En effet, comme le soulignait le Professeur Paul-Henri ANTONMATTEI, dans sa chronique « Durée du travail, la Cour de Cassation conserve la main ! » (RJS 99/06), à propos des heures d’équivalence, mais parfaitement transposable à la question des déplacements : » A l’inverse, si ces périodes constituent indiscutablement du temps de travail effectif, pourquoi autoriser leur exclusion ? Pendant ces périodes d’inaction, le salarié est à la disposition de l’employeur; il doit se conformer à ses directives. En revanche, il n’exécute pas la prestation, objet du contrat de travail, ce qui permet de discuter du point de savoir s’il peut vaquer librement à des occupations personnelles. Prenons l’exemple d’un salarié envoyé en mission au Japon avec un temps de trajet tout compris de 18 heures. Chacun sait bien que plusieurs phases animent le voyage : film, repas, sieste, lecture de dossiers… Qualifier toute la période de temps de travail effectif est excessif, comme l’est une exclusion totale. Mieux vaut s’entendre sur une équivalence que de plaider cette question devant un conseil de prud’hommes ! ». En 18 heures, la durée maximale de travail de 10 heures était largement dépassée.

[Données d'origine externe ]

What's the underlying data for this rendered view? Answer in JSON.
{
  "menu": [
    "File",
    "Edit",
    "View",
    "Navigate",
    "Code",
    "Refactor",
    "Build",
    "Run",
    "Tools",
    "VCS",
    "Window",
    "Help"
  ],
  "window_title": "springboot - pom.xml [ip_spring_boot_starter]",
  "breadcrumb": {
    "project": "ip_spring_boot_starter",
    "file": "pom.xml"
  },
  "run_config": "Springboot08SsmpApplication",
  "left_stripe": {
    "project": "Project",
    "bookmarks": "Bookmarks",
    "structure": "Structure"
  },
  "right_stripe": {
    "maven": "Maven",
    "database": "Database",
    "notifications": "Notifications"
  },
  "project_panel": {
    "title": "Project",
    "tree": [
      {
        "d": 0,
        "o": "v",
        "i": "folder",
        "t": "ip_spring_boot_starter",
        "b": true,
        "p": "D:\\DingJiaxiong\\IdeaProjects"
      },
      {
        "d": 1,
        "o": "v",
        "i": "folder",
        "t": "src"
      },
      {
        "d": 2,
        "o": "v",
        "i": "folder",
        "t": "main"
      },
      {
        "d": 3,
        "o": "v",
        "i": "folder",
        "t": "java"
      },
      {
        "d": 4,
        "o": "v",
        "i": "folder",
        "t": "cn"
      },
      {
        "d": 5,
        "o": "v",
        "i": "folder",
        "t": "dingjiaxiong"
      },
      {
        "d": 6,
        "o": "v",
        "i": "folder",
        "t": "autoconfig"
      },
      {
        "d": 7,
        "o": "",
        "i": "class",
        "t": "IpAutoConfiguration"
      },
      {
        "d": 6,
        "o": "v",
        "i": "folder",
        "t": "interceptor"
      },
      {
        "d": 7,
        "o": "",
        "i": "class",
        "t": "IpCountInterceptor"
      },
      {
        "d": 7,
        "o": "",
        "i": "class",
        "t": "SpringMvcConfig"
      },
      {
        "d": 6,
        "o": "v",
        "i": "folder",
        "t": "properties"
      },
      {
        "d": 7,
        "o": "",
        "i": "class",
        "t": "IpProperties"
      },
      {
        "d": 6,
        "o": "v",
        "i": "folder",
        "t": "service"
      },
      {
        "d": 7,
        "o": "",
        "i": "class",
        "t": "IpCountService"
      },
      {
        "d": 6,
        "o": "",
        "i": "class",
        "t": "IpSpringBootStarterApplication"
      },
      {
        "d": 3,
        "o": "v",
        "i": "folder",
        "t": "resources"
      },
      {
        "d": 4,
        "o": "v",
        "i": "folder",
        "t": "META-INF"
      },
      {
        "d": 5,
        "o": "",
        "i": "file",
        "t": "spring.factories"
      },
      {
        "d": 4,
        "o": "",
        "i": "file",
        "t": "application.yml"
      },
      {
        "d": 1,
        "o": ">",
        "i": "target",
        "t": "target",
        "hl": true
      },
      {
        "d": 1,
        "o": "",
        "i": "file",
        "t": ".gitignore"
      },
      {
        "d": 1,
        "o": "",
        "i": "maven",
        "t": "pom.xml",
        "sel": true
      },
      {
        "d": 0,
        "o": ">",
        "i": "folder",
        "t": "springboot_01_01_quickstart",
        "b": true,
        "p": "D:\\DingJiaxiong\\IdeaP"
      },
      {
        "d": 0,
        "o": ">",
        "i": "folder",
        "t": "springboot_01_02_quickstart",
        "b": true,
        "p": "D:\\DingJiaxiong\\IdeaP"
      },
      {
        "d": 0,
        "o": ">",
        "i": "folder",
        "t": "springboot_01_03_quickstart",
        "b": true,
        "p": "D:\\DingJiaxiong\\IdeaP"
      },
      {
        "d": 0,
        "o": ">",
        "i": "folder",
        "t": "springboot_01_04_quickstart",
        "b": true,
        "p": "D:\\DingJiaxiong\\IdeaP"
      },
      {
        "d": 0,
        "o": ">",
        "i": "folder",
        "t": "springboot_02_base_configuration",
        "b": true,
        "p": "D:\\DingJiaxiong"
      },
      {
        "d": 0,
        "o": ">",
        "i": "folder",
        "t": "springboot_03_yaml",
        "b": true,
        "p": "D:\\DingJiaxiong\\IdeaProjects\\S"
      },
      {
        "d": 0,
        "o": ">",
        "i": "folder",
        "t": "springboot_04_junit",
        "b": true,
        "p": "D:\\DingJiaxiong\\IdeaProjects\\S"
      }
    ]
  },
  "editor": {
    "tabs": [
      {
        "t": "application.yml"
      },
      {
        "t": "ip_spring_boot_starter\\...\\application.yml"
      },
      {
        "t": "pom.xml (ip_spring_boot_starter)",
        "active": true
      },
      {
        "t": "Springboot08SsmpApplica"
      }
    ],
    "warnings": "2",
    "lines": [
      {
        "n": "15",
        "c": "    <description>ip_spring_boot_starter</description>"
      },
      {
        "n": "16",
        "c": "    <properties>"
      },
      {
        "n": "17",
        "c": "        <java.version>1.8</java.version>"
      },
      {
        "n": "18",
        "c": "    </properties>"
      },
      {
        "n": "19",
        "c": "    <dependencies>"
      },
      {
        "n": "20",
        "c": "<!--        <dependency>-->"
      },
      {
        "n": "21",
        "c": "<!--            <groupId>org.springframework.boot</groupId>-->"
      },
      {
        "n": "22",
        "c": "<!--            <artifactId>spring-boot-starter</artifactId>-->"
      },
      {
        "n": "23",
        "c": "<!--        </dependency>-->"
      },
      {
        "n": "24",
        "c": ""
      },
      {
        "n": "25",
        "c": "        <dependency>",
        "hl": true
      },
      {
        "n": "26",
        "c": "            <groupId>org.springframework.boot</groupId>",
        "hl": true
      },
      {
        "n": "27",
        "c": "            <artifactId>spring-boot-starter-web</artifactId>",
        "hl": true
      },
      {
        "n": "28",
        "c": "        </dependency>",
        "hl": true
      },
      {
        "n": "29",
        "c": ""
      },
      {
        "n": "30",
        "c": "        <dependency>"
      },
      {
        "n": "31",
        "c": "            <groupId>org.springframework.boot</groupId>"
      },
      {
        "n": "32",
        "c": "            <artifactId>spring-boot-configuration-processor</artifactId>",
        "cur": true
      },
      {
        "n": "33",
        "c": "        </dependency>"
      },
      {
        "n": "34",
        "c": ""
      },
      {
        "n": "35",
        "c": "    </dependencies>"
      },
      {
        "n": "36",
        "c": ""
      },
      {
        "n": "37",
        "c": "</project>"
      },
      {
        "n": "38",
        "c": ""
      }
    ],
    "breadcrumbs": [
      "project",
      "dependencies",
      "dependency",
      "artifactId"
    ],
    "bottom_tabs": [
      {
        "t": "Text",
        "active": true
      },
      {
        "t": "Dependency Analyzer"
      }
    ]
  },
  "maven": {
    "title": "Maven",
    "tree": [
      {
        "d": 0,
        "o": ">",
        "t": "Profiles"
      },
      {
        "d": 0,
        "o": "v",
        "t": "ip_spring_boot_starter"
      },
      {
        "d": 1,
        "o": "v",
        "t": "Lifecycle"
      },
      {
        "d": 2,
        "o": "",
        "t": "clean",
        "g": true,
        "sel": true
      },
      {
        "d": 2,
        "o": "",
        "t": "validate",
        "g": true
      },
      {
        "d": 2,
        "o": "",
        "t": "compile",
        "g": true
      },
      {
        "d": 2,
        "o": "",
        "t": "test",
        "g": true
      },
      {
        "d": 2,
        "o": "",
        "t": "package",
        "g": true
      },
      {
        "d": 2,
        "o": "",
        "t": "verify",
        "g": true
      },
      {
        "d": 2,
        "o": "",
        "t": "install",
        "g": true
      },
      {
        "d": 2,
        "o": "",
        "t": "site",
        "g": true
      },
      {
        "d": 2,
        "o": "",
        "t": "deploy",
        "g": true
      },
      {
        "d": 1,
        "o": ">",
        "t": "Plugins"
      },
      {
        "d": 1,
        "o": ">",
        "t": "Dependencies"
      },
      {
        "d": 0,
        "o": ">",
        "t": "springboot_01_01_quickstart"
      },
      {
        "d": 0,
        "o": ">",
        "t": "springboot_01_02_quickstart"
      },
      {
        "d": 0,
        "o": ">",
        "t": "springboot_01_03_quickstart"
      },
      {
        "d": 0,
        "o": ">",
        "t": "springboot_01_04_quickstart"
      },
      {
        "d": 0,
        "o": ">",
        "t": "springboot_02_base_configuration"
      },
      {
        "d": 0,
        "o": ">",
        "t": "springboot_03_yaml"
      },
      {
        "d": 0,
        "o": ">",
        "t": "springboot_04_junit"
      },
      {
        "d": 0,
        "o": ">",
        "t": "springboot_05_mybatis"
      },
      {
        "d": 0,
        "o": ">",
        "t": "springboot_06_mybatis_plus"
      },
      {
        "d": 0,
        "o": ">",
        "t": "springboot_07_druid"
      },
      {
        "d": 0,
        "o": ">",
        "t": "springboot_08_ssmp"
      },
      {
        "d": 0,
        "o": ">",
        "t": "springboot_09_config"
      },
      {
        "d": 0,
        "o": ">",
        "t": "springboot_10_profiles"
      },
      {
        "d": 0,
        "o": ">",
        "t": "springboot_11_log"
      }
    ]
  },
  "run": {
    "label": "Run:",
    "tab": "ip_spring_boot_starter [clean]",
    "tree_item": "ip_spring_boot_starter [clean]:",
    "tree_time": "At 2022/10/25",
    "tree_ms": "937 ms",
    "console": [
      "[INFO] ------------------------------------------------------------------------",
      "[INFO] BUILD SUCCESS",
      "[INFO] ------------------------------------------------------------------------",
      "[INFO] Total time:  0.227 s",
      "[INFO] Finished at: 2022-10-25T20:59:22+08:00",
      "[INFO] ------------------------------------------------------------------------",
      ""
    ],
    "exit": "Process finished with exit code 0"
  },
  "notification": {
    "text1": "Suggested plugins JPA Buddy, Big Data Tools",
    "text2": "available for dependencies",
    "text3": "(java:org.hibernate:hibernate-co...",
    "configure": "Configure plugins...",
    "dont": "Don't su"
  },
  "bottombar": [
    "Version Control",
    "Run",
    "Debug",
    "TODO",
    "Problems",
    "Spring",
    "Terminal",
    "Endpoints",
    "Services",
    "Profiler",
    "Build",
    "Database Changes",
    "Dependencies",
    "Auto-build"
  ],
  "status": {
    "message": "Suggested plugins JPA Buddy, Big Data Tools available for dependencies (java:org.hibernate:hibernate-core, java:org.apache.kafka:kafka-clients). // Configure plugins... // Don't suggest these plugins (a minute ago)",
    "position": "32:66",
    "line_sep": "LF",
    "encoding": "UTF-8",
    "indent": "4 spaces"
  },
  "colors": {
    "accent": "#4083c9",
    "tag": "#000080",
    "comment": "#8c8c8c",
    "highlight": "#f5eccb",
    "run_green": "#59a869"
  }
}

Très rapidement, la cour de cassation assimile le temps anormal de trajet au temps de travail, (Cour de cassation, Chambre sociale, 25 novembre 2003, n° 01-43109 AFPA c/Marini)
« Attendu que pour décider que le temps de transport et de voyage de M. X… en exécution des ordres de mission qu’il recevait pour accomplir ses fonctions de formateur itinérant doit être considéré comme un temps de travail effectif et allouer au salarié diverses sommes à ce titre, l’arrêt infirmatif attaqué relève qu’en l’absence d’un régime d’équivalence négocié entre les parties, le temps de voyage des formateurs itinérants doit être considéré comme un temps de travail effectif ;
Attendu cependant que le temps habituel du trajet entre le domicile et le lieu du travail, ne constitue pas en soi un temps de travail effectif ;
Qu’en statuant comme elle l’a fait alors qu’elle devait rechercher si le trajet entre le domicile de M. X… et les différents lieux où il dispensait ses formations dérogeait au temps normal du trajet d’un travailleur se rendant de son domicile à son lieu de travail habituel et qu’elle devait faire la distinction entre le trajet accompli entre le domicile et le lieu de travail, d’une part et celui effectué, le cas échéant, entre deux lieux de travail différents, d’autre part, la cour d’appel qui n’a pas fait cette recherche, n’a pas mis la Cour de Cassation en mesure d’exercer son contrôle 
; «

Comme très souvent, ces positions interprétatives, mais de façon extensive de la loi, par la cour de cassation ont engendré une réaction législative. Selon les cas, le législateur soit entérine la position de la cour de cassation, soit, par une précision législative, redonne à la loi son sens originel, avec les adaptations nécessaires pour dissiper les équivoques qui avaient conduit au litige.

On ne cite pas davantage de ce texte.